GE Capital Equity Investments of the US and Beijing-controlled Citic Grouptogether control 68 per cent of AsiaSat, and had offered to buy out the company’s minority shareholders.

However, the deal was subject to approvals from several governments. AsiaSat says the state department “has in correspondence with [the company] said it will not grant the approval necessary to implement the proposed privatisation”.

AsiaSat operates three satellites built by Boeing and Lockheed Martin, and has another – AsiaSat 5 – on order with Space Systems/Loral.

Under the terms of the US International Traffic in Arms Regulations (ITAR), which govern the export of technologies with potential military applications, each sale had to be approved by the US state department.

“AsiaSat has the approvals it needs for AsiaSat 5 and the construction is going along just fine,” said one person familiar with the situation.

“Under the company’s current shareholder structure everything is fine. But [the] state [department] said: ‘If AsiaSat goes out and changes [its structure], how we approach the company is going to change’.”

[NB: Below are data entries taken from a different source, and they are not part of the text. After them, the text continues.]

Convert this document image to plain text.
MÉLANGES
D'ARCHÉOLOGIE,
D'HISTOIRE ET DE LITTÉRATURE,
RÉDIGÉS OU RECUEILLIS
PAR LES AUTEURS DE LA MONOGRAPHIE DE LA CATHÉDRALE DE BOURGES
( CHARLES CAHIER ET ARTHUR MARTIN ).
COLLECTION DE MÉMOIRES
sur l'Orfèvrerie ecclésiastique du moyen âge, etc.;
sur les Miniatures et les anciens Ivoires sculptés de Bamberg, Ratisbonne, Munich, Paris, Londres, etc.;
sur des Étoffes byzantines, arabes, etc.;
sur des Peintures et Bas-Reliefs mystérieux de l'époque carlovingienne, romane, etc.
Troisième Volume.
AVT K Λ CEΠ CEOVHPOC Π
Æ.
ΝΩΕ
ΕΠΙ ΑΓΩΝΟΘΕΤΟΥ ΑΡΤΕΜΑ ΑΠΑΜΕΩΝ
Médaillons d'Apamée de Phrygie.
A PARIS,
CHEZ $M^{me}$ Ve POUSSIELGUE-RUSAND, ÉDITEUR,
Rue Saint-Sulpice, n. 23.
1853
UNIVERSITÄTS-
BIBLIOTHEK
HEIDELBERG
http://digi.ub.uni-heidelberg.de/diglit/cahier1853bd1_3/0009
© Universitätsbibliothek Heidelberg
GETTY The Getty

GE Capital and Citic each control 34 per cent of AsiaSat, with the rest of its shares in public hands. Taking the company private would have resulted in a 50-50 shareholding between the US and Chinese partners.

According to several people close to the deal, the US government did not give any reasons for its decision, which was communicated to AsiaSat on Monday, or indicate what kind of changes it would accept.

AsiaSat and the state department both declined comment. In addition to AsiaSat 5, which was commissioned in April last year and is due to be launched from Kazakhstan in 2009, AsiaSat also requires technical updates from suppliers to operate its existing satellites.

The state department’s ruling comes just three months after China conducted a successful anti-satellite missile test.

AsiaSat’s shares fell 5.7 per cent on Wednesday, closing at HK$16.50.